Debt limit crisis, GOP House brawl
23 November 2010 |permalink | email article
Paul Krugman, the Nobel laureate, writes about raising the legal limit to federal debt which must be raised periodically if the government keeps running deficits. He notes that the limit will be reached again this spring. And since not even the most extreme budget hawks think the budget can be balanced immediately, the budget limit must be raised to avoid a government shutdown, and prevent worldwide financial chaos.
Krugman cites former GOP Sen. Alan Simpson, co-chairman of a special commission on deficit reduction, who said Friday: “I can’t wait for the blood bath in April. … When debt limit time comes, they’re going to look around and say,”What in hell do we do now?” Krugman believes it’s one more piece of evidence “that our nation is in much worse shape, much closer to a political breakdown, than most people realize.”

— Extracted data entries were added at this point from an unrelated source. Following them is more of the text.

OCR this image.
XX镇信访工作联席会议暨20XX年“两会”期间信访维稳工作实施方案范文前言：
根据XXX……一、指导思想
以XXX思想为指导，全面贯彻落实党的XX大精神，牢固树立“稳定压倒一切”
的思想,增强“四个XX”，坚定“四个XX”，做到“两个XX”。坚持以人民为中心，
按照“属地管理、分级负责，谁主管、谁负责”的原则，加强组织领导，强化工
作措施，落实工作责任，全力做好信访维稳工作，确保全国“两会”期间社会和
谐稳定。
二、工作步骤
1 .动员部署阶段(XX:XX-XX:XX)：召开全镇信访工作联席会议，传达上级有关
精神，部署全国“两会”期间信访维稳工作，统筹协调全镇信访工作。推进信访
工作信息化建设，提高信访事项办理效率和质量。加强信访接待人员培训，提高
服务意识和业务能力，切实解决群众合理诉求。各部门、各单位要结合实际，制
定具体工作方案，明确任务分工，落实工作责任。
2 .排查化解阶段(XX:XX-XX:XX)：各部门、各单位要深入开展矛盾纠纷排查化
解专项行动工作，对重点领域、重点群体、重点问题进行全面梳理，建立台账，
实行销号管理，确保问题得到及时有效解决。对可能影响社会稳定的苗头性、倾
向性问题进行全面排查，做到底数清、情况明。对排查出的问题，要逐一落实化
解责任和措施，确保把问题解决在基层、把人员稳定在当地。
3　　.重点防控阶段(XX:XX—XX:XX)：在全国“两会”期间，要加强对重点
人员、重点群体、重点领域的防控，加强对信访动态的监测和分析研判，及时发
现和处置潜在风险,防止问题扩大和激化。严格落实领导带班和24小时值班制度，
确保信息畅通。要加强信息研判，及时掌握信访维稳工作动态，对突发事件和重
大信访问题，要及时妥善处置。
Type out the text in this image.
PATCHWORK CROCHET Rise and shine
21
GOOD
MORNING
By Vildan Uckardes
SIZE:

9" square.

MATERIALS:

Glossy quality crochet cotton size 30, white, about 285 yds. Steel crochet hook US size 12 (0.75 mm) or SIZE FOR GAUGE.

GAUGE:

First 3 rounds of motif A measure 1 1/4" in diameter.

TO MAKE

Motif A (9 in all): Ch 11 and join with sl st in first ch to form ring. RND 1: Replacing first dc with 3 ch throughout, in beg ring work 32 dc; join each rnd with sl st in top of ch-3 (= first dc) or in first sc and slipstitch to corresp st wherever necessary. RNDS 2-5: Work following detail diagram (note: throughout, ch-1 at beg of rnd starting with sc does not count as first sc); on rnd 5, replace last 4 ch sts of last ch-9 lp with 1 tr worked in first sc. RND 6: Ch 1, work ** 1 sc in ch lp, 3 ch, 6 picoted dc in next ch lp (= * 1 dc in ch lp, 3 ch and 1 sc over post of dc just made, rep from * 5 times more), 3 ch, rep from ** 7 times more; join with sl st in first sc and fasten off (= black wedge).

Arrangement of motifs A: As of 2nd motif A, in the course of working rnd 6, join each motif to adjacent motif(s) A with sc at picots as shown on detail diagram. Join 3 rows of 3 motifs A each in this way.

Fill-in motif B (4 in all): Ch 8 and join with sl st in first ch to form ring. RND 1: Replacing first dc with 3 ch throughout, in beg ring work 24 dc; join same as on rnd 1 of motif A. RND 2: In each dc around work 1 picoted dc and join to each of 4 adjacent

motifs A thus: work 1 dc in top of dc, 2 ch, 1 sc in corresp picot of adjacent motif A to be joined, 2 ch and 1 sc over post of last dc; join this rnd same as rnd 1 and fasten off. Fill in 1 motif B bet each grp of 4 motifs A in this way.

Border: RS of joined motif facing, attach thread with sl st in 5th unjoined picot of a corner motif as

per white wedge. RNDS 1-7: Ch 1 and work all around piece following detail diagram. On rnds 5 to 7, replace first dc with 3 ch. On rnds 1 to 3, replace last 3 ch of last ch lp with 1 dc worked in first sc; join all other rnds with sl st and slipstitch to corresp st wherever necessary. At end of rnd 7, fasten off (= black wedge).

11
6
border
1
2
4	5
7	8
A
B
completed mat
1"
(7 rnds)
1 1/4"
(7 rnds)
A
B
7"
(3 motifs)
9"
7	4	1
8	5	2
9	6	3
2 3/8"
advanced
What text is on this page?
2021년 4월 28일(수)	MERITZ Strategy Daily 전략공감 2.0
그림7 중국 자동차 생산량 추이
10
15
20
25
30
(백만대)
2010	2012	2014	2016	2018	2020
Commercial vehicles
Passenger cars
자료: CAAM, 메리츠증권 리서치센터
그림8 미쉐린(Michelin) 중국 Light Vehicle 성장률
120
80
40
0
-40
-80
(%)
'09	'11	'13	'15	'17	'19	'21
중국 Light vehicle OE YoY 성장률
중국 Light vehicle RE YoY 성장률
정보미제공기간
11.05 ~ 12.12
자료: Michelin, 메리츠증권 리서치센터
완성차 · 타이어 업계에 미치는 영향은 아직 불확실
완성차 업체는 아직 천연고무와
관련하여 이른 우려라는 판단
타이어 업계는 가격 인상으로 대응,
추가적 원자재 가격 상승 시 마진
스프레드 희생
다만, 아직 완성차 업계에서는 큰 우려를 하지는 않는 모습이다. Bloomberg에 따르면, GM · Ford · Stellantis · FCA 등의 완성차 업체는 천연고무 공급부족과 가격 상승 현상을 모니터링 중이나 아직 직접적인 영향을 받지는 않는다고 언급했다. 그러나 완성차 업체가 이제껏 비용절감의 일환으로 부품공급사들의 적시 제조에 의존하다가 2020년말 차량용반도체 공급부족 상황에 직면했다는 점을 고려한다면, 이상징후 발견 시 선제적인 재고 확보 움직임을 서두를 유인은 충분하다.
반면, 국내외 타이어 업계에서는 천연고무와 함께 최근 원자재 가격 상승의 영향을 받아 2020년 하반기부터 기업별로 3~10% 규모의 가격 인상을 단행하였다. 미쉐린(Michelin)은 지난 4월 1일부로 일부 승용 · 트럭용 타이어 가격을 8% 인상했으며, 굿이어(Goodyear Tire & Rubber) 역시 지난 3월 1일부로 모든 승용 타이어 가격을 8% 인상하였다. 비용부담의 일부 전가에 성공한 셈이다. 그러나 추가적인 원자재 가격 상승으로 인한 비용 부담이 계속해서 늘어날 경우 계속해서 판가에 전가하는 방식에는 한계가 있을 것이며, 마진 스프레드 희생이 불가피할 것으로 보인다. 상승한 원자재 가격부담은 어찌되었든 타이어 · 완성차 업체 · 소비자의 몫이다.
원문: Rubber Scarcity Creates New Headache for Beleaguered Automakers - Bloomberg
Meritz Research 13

House GOP leaders appear headed for a clash with the chamber’s newly elected members on a vote early next year on government borrowing. Incoming House speaker John Boehner ihas been talking to many Republican freshmen about the need to raise the federal debt ceiling to meet the country’s obligations. “We have to deal with it as adults. Whether we like it or not, the federal government has obligations, and we have to do our part.” But many Tea Party newcomers oppose raising the debt limit because of their concern about federal spending. Boehner has a very tough sell. Add the Tea Party faction led by Sen-elect Rand Paul in the Senate.
Incumbency Matters
Josh Marshall, in an interesting Talking Points Memo, reminds of how seldom elected presidents get denied reelection. By his count, it’s happened just three times in the last century: Jimmy Carter, the first President Bush and Herbert Hoover. Gerald Ford lost, but he was never elected in his own right. Not even as Vice President. He was appointed to the office, after Spiro Agnew resigned. It appears Democratic presidents have a higher survival rate.
What they said
“Only after the sectarian violence erupted in 2006 did it become clear that more security was needed before political progress could continue.” – President George W. Bush, admitting in his memoirs that he waited three years in allowing Iraq to descent, as The New Yorker’s George Packer put it, “into a nightmare of violence.”
“If I was him, I’d go out on top. Don’t pull a Brett Favre and keep coming out of retirement.” – Wisconsin Gov.-elect Scott Walker on Michael Steele’s future at the Republican National Committee.
“I could care less if someone feels me up.” – Rep. Jim Moran, D-Virginia, on controversial TSA screening procedures.